A city such as this, where Sigmund Freud and artists such as Klimt, Egon Schiele and Koloman Moser (and a certain Fuhrer who need not be mentioned) were all strolling the Ringstrasse at the same time in history, is a city not to be shrugged off as merely any other. I had visited all the art galleries, seen the Klimts,Vermeers and Schieles, but I wasn't sated. I found Mozart's and Beethoven's tombs, I dined in the literary salons on the fashionable Graben and Kartnerstrasse shopping streets once patronized by Franz Kafka, Max Brod and Milena Jesenska, but had nothing to show for it. Having more of an old-fashioned countenance than most (I own three typewriters, a rotary phone and wind-up alarm clock), a mere bookmark from the Kunsthistorisches Museum or a designer T-shirt from the posh Mariahilfer Strasse wasn't going to cut it.

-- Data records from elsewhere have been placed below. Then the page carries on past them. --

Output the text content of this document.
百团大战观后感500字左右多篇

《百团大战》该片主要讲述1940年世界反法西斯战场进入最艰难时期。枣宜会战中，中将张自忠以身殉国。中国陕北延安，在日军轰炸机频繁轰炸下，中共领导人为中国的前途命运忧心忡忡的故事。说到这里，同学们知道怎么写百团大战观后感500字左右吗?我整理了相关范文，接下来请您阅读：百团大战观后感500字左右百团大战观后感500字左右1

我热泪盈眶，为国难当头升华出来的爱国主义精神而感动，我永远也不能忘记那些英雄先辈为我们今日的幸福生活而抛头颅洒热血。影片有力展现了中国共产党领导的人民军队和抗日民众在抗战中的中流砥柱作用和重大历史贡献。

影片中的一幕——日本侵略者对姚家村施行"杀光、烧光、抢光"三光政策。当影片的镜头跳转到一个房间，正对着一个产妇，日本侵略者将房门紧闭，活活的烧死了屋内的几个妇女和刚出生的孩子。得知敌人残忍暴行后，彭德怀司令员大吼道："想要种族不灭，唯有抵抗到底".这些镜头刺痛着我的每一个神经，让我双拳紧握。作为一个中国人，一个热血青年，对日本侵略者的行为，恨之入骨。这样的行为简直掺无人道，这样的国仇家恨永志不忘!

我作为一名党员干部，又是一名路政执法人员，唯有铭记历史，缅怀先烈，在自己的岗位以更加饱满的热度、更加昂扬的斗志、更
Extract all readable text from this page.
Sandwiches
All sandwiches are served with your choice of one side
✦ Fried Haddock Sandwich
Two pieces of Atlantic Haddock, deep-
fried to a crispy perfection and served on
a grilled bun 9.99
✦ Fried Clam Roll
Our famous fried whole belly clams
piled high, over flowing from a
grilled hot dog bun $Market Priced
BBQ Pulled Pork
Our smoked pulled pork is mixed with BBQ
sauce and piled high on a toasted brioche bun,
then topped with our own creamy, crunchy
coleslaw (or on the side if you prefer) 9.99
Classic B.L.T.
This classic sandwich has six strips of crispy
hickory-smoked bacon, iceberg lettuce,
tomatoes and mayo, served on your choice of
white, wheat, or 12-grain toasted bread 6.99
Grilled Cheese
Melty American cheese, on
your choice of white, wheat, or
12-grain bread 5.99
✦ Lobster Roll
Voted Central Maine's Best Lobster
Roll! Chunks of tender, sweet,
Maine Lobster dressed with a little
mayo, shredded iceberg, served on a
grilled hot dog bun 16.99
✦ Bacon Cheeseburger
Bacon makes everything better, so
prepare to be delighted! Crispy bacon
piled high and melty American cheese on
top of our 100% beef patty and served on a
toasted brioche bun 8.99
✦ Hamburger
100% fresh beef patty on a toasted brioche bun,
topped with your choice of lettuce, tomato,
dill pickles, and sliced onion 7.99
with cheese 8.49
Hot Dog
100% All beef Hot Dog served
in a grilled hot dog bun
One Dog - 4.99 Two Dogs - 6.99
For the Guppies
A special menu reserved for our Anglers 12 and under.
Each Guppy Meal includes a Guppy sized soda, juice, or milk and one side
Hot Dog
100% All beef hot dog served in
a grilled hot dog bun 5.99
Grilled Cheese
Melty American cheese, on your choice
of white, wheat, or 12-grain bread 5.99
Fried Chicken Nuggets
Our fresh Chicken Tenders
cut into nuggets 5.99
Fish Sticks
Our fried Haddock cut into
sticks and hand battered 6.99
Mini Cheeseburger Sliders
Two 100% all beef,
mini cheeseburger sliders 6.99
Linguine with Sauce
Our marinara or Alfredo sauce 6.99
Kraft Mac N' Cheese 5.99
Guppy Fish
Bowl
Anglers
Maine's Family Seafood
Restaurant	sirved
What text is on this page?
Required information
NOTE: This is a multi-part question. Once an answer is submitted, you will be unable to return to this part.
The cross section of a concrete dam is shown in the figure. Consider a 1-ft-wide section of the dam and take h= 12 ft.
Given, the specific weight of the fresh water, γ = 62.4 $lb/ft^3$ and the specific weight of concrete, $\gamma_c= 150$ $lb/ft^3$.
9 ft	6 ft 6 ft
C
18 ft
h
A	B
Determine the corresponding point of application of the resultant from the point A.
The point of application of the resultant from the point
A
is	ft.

Then I came across The Lady in Gold: The Extraordinary Tale of Gustav Klimt's Masterpiece, Portrait of Adele Bloch-Bauer written by Anne-Marie O'Connor. Every night after exploring Vienna's districts, I would race home to read seven or eight more chapters of what Vienna once was during the days of the Secession (a breakaway art movement likened to the Parisian salon des refusés) and the Wiener Werkstatte (a local alliance of innovative designers and artists). I made detailed notes of which famous addresses to visit, if only to see the exteriors.

Toward the end of the book, I found a small picture of Adele Bloch-Bauer's ex libris, designed by Moser, circa 1900. Having once worked in the Women's Studies Library at York University, I knew the importance of an ex libris. Latin for "out of the library of," an ex libris is a stamp with the book owner's name placed on the inside cover. Vienna's intelligentsia and literary salons of the art nouveau era would commonly share books, and an ex libris was a way to keep track of who had what.

I had to have an authentic Viennese ex libris, but didn't know how. And I wondered if the fashionable practice of commissioning an artist to design your own personal ex libris had disappeared.

In my last week, I had a stroke of luck in a modern Viennese coffee shop. Café Supersense in the Second District doubles as an up-cycled antique shop, selling a personalized message in a bottle or recording your voice on a vinyl LP. It also sold wax letter stamps. I asked the shopkeeper if they fashioned personalized ones like an ex libris. No luck, but she pointed me in the direction of a shop in the Seventh District that created personalized stamps exclusively.

A stamp shop! Like a blacksmith or a milkman, it seemed to be the last holdout from an obsolete era. I quickly hopped on a tram and raced to Die Stempel & Schilder Werkstatt. Entering this small hole-in-the-wall with a glass display case of sample rubber stamps and bookplates, I asked in my broken German if I could have an ex libris made. I pulled out my iPad and showed him sample designs by Moser.

The one I wanted was a simple stylized woman with an asp wound on her arm. Moser had originally designed it for Otto Zuckerkandl in 1906 (Zuckerkandl's wife, Amalie, was painted by Klimt and her portrait still hangs in Vienna's Belvedere Gallery.) I asked if he could photoshop my name in the place of Zuckerkandl. "Kein problem!" (No problem.)

Two days and €35 later, I had in my hands my very own, quintessentially Viennese, ex libris. I traced my fingers over the smooth, curvaceous wooden handle and my name in glorious typeface. It takes pride of place on my writing desk. Now, if only I could find an antique stamp stand.